It depends on how you define "targets only one creature"
When you cast a spell that targets only one creature and doesn't have a range of self [...] To be eligible, a spell must be incapable of targeting more than one creature at the spell’s current level.
To answer this, we need to drill down and answer thoroughly what a "target" is in 5th edition D&D.
The Crawford School of Linguistics proudly declares NO!
Jeremy Crawford specifies that spells like Dragon's Breath, for example, "can affect more than one creature", and is therefore ineligible for being Twinned. This implies that to Crawford, a spell "targets" anything it can affect. So in this reading, Hex, being able to "affect" more than one creature, is ineligible to be twinned.
The Formal Reading of Spellcasting Targets begets Confusion and Ambiguity
In the Player's Handbook, Chapter 10 "Spellcasting", subsection "Targets", the concept of a spell's targets is described like this:
A typical spell requires you to pick one or more targets to be affected by the spell's magic. A spell's description tells you whether the spell targets creatures, objects, or a point of origin for an area of effect (described below).
So here's how I read this:
I go to cast Dragon's Breath. Dragon's Breath targets one creature: the creature I'm placing the "buff" upon. The "buff" on that creature permits it to deal an AOE damage effect, but at no point during the casting of the spell did I, the person casting the spell, target more than one person.
Therefore, the spell targeted only one person, and is eligible for being Twinned.

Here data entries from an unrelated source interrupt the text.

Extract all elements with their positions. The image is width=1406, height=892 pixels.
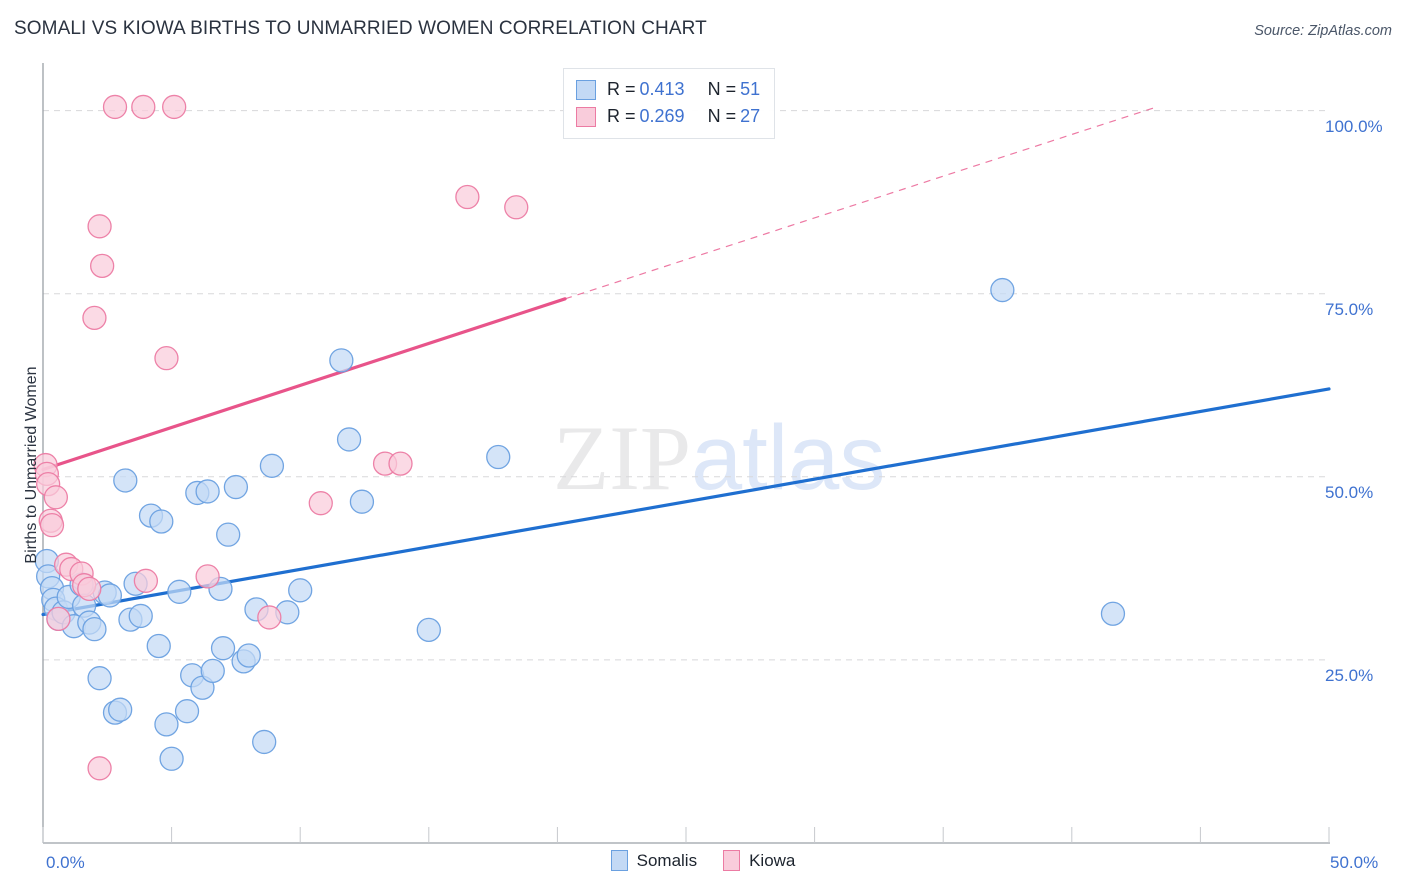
data-point[interactable] [82, 305, 107, 331]
legend-label: Kiowa [749, 850, 796, 870]
stats-n-label-kiowa: N = [707, 106, 737, 126]
data-point[interactable] [195, 564, 220, 589]
series-legend: Somalis Kiowa [0, 850, 1406, 871]
stats-n-label-somalis: N = [707, 79, 737, 99]
data-point[interactable] [128, 603, 153, 629]
data-point[interactable] [223, 474, 249, 500]
data-point[interactable] [308, 491, 333, 516]
data-point[interactable] [167, 579, 192, 604]
watermark-atlas: atlas [691, 407, 886, 509]
stats-swatch-somalis [576, 79, 596, 100]
trendline-somalis [41, 387, 1331, 617]
x-axis-min-label: 0.0% [46, 853, 85, 872]
stats-row-kiowa: R = 0.269 N = 27 [576, 103, 760, 130]
y-axis-label: 100.0% [1325, 116, 1383, 136]
y-axis-label: 50.0% [1325, 482, 1374, 502]
stats-row-somalis: R = 0.413 N = 51 [576, 76, 760, 103]
data-point[interactable] [87, 214, 112, 239]
stats-r-value-kiowa: 0.269 [639, 106, 685, 126]
page-title: SOMALI VS KIOWA BIRTHS TO UNMARRIED WOME… [14, 18, 707, 39]
data-point[interactable] [1100, 601, 1126, 626]
data-point[interactable] [257, 605, 282, 630]
data-point[interactable] [195, 479, 220, 504]
data-point[interactable] [252, 729, 277, 755]
data-point[interactable] [159, 746, 184, 771]
y-axis-label: 25.0% [1325, 665, 1374, 685]
stats-r-label-kiowa: R = [607, 106, 636, 126]
stats-r-label-somalis: R = [607, 79, 636, 99]
data-point[interactable] [82, 616, 107, 642]
data-point[interactable] [39, 512, 65, 538]
data-point[interactable] [46, 606, 71, 632]
y-axis-label: 75.0% [1325, 299, 1374, 319]
data-point[interactable] [102, 94, 128, 120]
data-point[interactable] [43, 485, 69, 510]
legend-item-somalis[interactable]: Somalis [610, 850, 698, 871]
data-point[interactable] [349, 489, 375, 514]
data-point[interactable] [259, 453, 285, 478]
data-point[interactable] [174, 699, 200, 724]
data-point[interactable] [388, 451, 413, 476]
data-point[interactable] [288, 578, 313, 603]
legend-swatch-somalis [610, 850, 628, 871]
source-attribution: Source: ZipAtlas.com [1254, 23, 1392, 39]
data-point[interactable] [146, 633, 171, 659]
data-point[interactable] [486, 444, 511, 470]
data-point[interactable] [97, 583, 123, 608]
watermark-zip: ZIP [553, 407, 691, 509]
data-point[interactable] [416, 617, 441, 643]
stats-n-value-somalis: 51 [740, 79, 761, 99]
stats-swatch-kiowa [576, 106, 596, 127]
data-point[interactable] [329, 348, 354, 373]
data-point[interactable] [200, 658, 225, 684]
data-point[interactable] [90, 253, 115, 279]
correlation-stats-legend: R = 0.413 N = 51 R = 0.269 N = 27 [563, 68, 776, 139]
data-point[interactable] [162, 94, 187, 120]
data-point[interactable] [131, 94, 156, 120]
data-point[interactable] [77, 576, 102, 602]
data-point[interactable] [154, 712, 179, 737]
x-axis-max-label: 50.0% [1330, 853, 1379, 872]
data-point[interactable] [990, 277, 1015, 303]
data-point[interactable] [113, 468, 138, 493]
data-point[interactable] [336, 427, 362, 452]
series-points-kiowa [33, 94, 529, 781]
data-point[interactable] [87, 666, 112, 691]
data-point[interactable] [455, 184, 480, 210]
data-point[interactable] [133, 568, 159, 593]
data-point[interactable] [504, 195, 529, 220]
legend-label: Somalis [636, 850, 698, 870]
legend-swatch-kiowa [723, 850, 741, 871]
data-point[interactable] [216, 522, 241, 547]
zipatlas-watermark: ZIPatlas [553, 412, 885, 504]
stats-n-value-kiowa: 27 [740, 106, 761, 126]
data-point[interactable] [236, 643, 261, 668]
data-point[interactable] [154, 346, 179, 371]
series-points-somalis [34, 277, 1126, 771]
data-point[interactable] [87, 756, 112, 781]
stats-r-value-somalis: 0.413 [639, 79, 685, 99]
data-point[interactable] [149, 509, 174, 534]
trendline-kiowa [41, 297, 567, 472]
legend-item-kiowa[interactable]: Kiowa [723, 850, 795, 871]
data-point[interactable] [210, 636, 236, 661]
y-axis-title: Births to Unmarried Women [23, 366, 40, 564]
data-point[interactable] [108, 697, 133, 722]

But this wouldn't make Hex eligible, because you choose the secondary/tertiary targets
Under this reading, the spell only becomes eligible if the spell itself does not target an additional creature. Hex still grants the ability to target an additional creature (and specifically grants this capability to the caster) so it remains ineligible
The School of Simultaneity Issues an Injunction and says YES! (but isn't very convincing)
Hex might be able to affect more than one creature, but it only affects one creature at any given time. One possible reading of Twinned Spell is to argue that because Hex cannot affect multiple creatures at once, it is therefore eligible to be Twinned.
This is a bit of a stretch though, because it requires a very specific interpretation of "targets only one creature" to infer "at once" at the end.
The School of Postmodernism asks: what even is a "target", really?
Does Hex "target" a single creature, and all other effects are tertiary and not "targets", or does Hex "target" a single creature, and then "target" a second creature, and then "target" a third creature? Does "target" require the word "target" to actually appear in the spell description when specifying secondary effects, or does the phrase "you can use a bonus action on a subsequent turn of yours to curse a new creature" imply the spell is not "targeting" another creature? Does the word "target" seem weird to anyone else? Are words even real? Does anything actually exist?
The School of Pragmatism says: Probably not
Relaxing the definition of "target" to mean "anything affected by a spell" is, to me, a bad precedent, which is why I do not agree with Crawford's ruling on Dragon's Breath, or on a large number of other spells potentially valid/invalid for being Twinned. I suspect this may have been made on Balancing implications, not on clarity/conciseness implications, but to me, when I target a spell, I choose whom it applies to.
At the time I cast Hex, I'm targeting one creature. At some later point, I can transfer the spell by targeting someone else. So I think it's fair to say that ultimately, Hex cannot be a valid spell to be Twinned. But other spells like Haste, Dragon's Breath, etc. where I'm only "choosing" a single creature to be affected, should be valid targets, even if the outcome of their effects is to affect more than one creature.